PurpleI2P / i2pd

🛡 I2P: End-to-End encrypted and anonymous Internet
https://i2pd.website
BSD 3-Clause "New" or "Revised" License
3.29k stars 424 forks source link

Use of Password Hash With Insufficient Computational Effort #2120

Closed s-b-repo closed 3 weeks ago

s-b-repo commented 3 weeks ago

X509_sign (x509, pkey, EVP_sha1 ()); // sign, last param must be NULL for EdDSA

line #420 I2PControl.cpp

EVP_sha1 hash (used in EVP_sha1) is insecure. Consider changing it to a secure hashing algorithm.

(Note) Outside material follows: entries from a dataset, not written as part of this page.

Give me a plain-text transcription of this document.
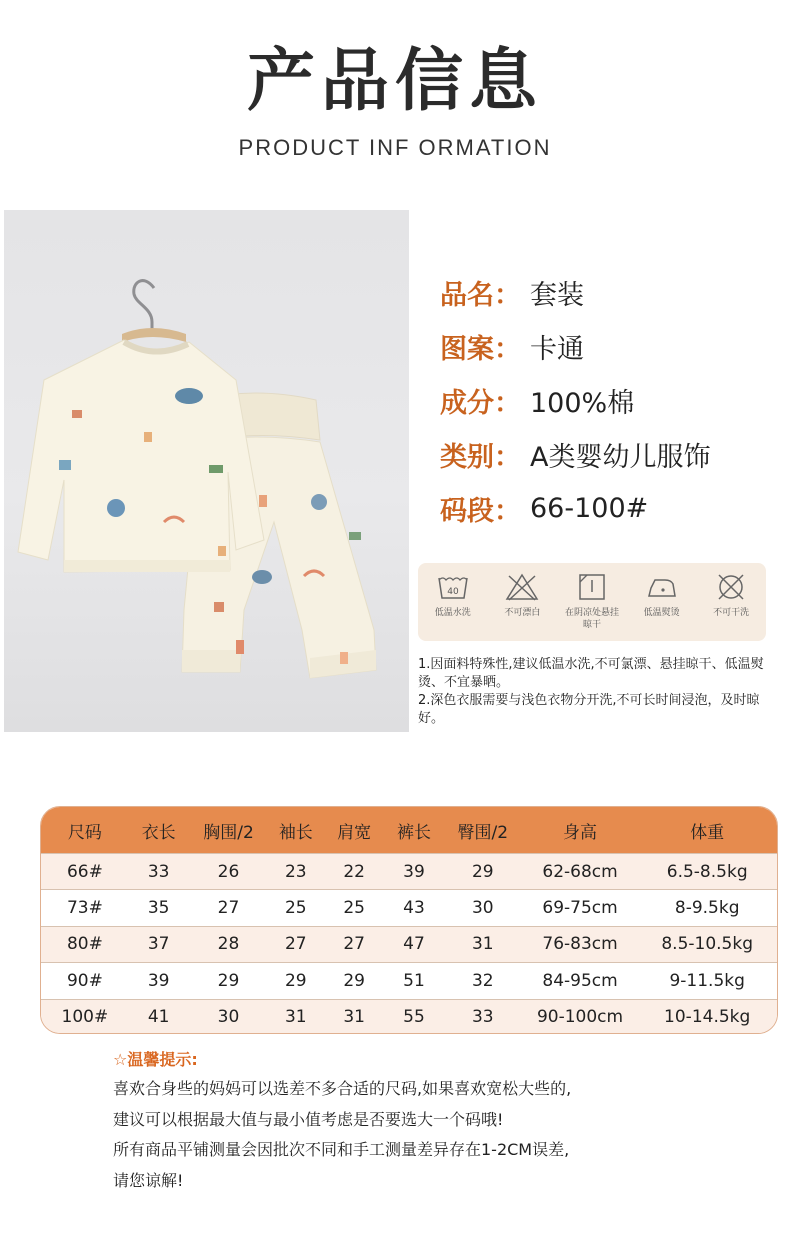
产品信息
PRODUCT INF ORMATION
品名： 套装
图案： 卡通
成分： 100%棉
类别： A类婴幼儿服饰
码段： 66-100#
40
低温水洗	不可漂白	在阴凉处悬挂晾干
低温熨烫	不可干洗
1.因面料特殊性,建议低温水洗,不可氯漂、悬挂晾干、低温熨烫、不宜暴晒。
2.深色衣服需要与浅色衣物分开洗,不可长时间浸泡，及时晾好。
尺码	衣长	胸围/2	袖长	肩宽	裤长	臀围/2	身高	体重
66#	33	26	23	22	39	29	62-68cm	6.5-8.5kg
73#	35	27	25	25	43	30	69-75cm	8-9.5kg
80#	37	28	27	27	47	31	76-83cm	8.5-10.5kg
90#	39	29	29	29	51	32	84-95cm	9-11.5kg
100#	41	30	31	31	55	33	90-100cm	10-14.5kg
☆温馨提示:
喜欢合身些的妈妈可以选差不多合适的尺码,如果喜欢宽松大些的,
建议可以根据最大值与最小值考虑是否要选大一个码哦!
所有商品平铺测量会因批次不同和手工测量差异存在1-2CM误差,
请您谅解!
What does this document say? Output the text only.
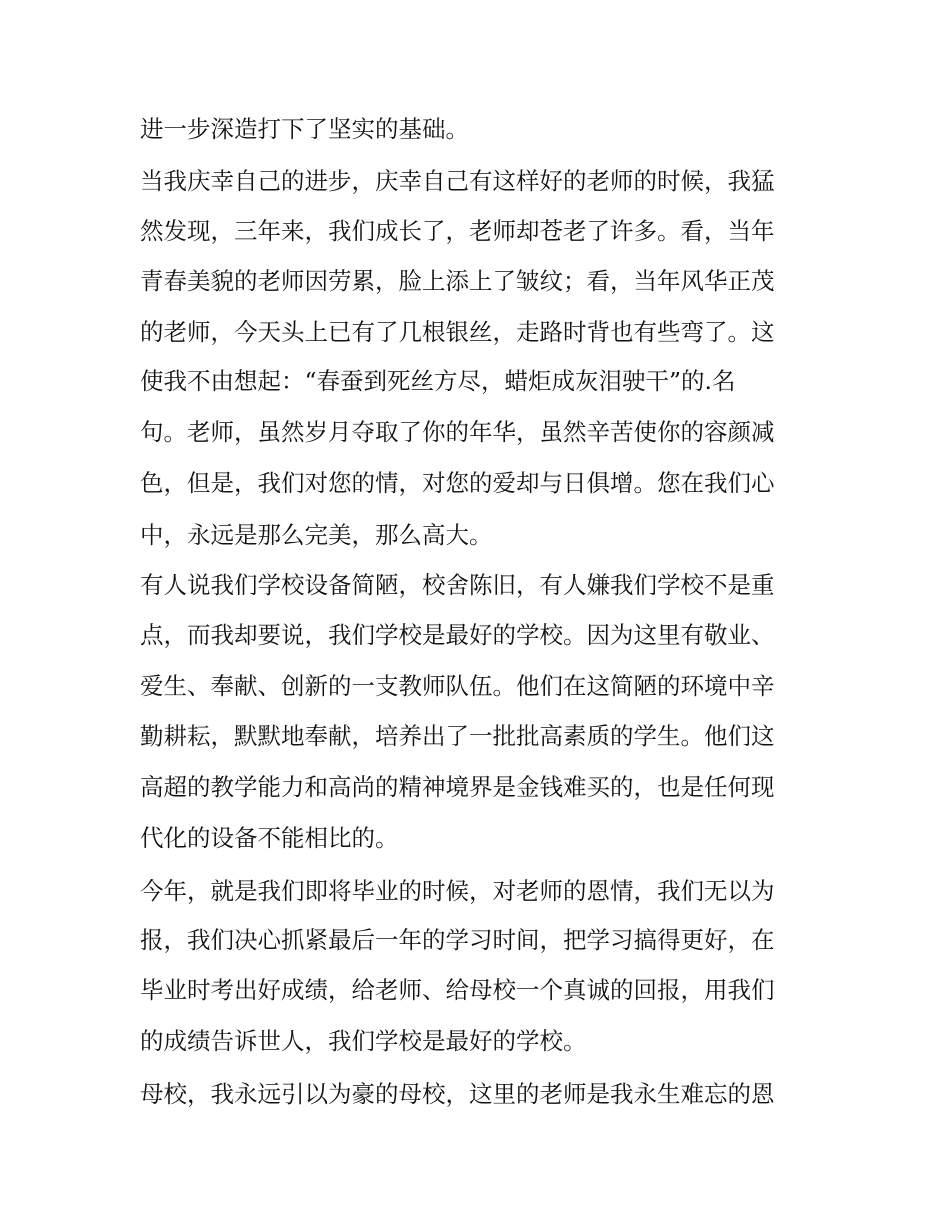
进一步深造打下了坚实的基础。
当我庆幸自己的进步，庆幸自己有这样好的老师的时候，我猛
然发现，三年来，我们成长了，老师却苍老了许多。看，当年
青春美貌的老师因劳累，脸上添上了皱纹；看，当年风华正茂
的老师，今天头上已有了几根银丝，走路时背也有些弯了。这
使我不由想起：“春蚕到死丝方尽，蜡炬成灰泪驶干”的.名
句。老师，虽然岁月夺取了你的年华，虽然辛苦使你的容颜减
色，但是，我们对您的情，对您的爱却与日俱增。您在我们心
中，永远是那么完美，那么高大。
有人说我们学校设备简陋，校舍陈旧，有人嫌我们学校不是重
点，而我却要说，我们学校是最好的学校。因为这里有敬业、
爱生、奉献、创新的一支教师队伍。他们在这简陋的环境中辛
勤耕耘，默默地奉献，培养出了一批批高素质的学生。他们这
高超的教学能力和高尚的精神境界是金钱难买的，也是任何现
代化的设备不能相比的。
今年，就是我们即将毕业的时候，对老师的恩情，我们无以为
报，我们决心抓紧最后一年的学习时间，把学习搞得更好，在
毕业时考出好成绩，给老师、给母校一个真诚的回报，用我们
的成绩告诉世人，我们学校是最好的学校。
母校，我永远引以为豪的母校，这里的老师是我永生难忘的恩
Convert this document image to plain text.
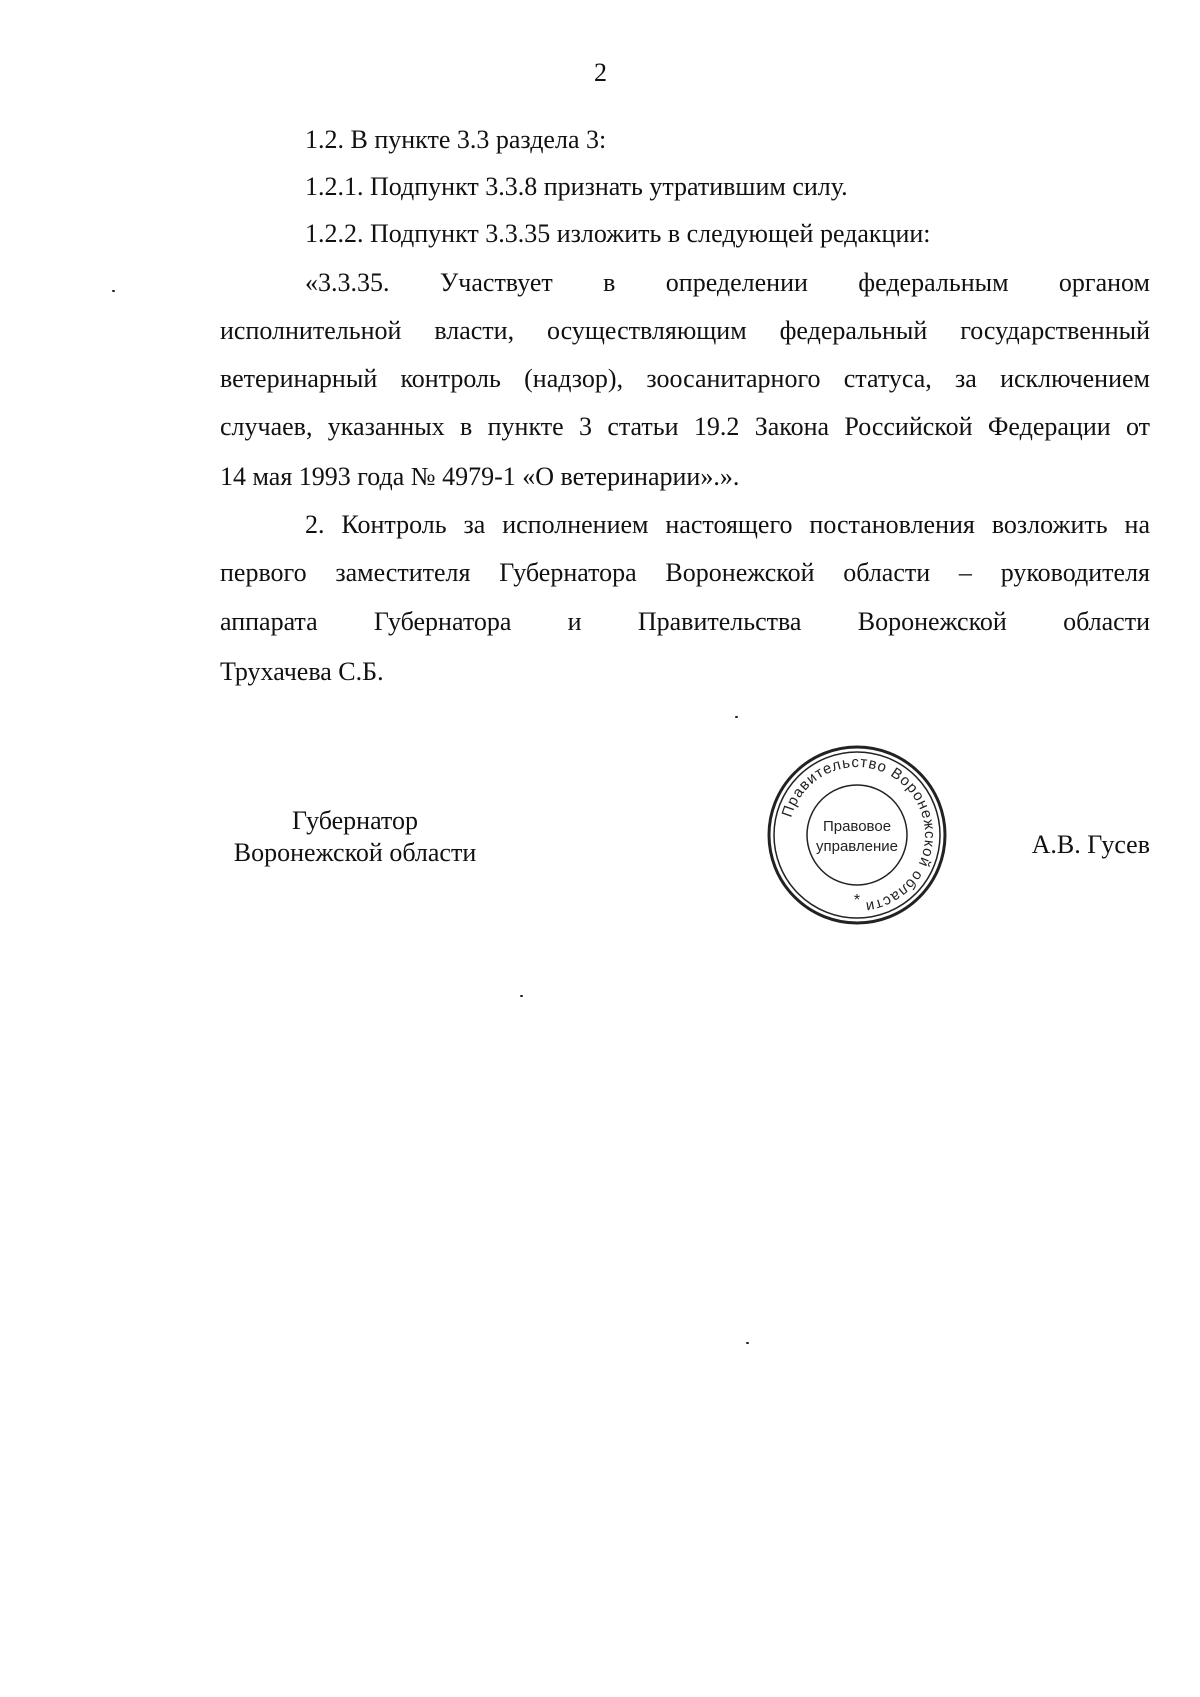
2
1.2. В пункте 3.3 раздела 3:
1.2.1. Подпункт 3.3.8 признать утратившим силу.
1.2.2. Подпункт 3.3.35 изложить в следующей редакции:
«3.3.35. Участвует в определении федеральным органом
исполнительной власти, осуществляющим федеральный государственный
ветеринарный контроль (надзор), зоосанитарного статуса, за исключением
случаев, указанных в пункте 3 статьи 19.2 Закона Российской Федерации от
14 мая 1993 года № 4979-1 «О ветеринарии».».
2. Контроль за исполнением настоящего постановления возложить на
первого заместителя Губернатора Воронежской области – руководителя
аппарата Губернатора и Правительства Воронежской области
Трухачева С.Б.
Губернатор
Воронежской области
Правительство Воронежской области
Правовое
управление
*
А.В. Гусев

orignal commented 3 weeks ago

That's what x2509 requires. Please stop it.

s-b-repo commented 2 weeks ago

sha1 is insecure

s-b-repo commented 2 weeks ago

using SHA-1 for cryptographic signing is considered insecure due to known vulnerabilities, and it’s highly recommended to switch to a more secure hash function. Commonly recommended algorithms for secure signing are:

SHA-256: Part of the SHA-2 family and widely supported, providing better security than SHA-1.
SHA-512: Also part of SHA-2, offering even stronger security, though it produces a larger signature.

Here’s how you might modify the line to use a stronger hash algorithm:

cpp

X509_sign(x509, pkey, EVP_sha256()); // or EVP_sha512()

Special Case for EdDSA

If you’re working with EdDSA, it’s best to note that EdDSA uses its own internal hashing mechanism (like SHA-512 for Ed25519), so you’d typically specify NULL for the hash parameter when using EdDSA keys. The modified line for EdDSA would look like this:

cpp

X509_sign(x509, pkey, NULL); // EdDSA uses its own hash, so we pass NULL

Using EVP_sha256 or EVP_sha512 is generally good for other non-EdDSA keys.

orignal commented 2 weeks ago

Certificate with EdDSA? ChatGPT is kidding

orignal commented 2 weeks ago

sha1 is insecure

For self-signed certificates and local connection? Before opening issues like this look at the context.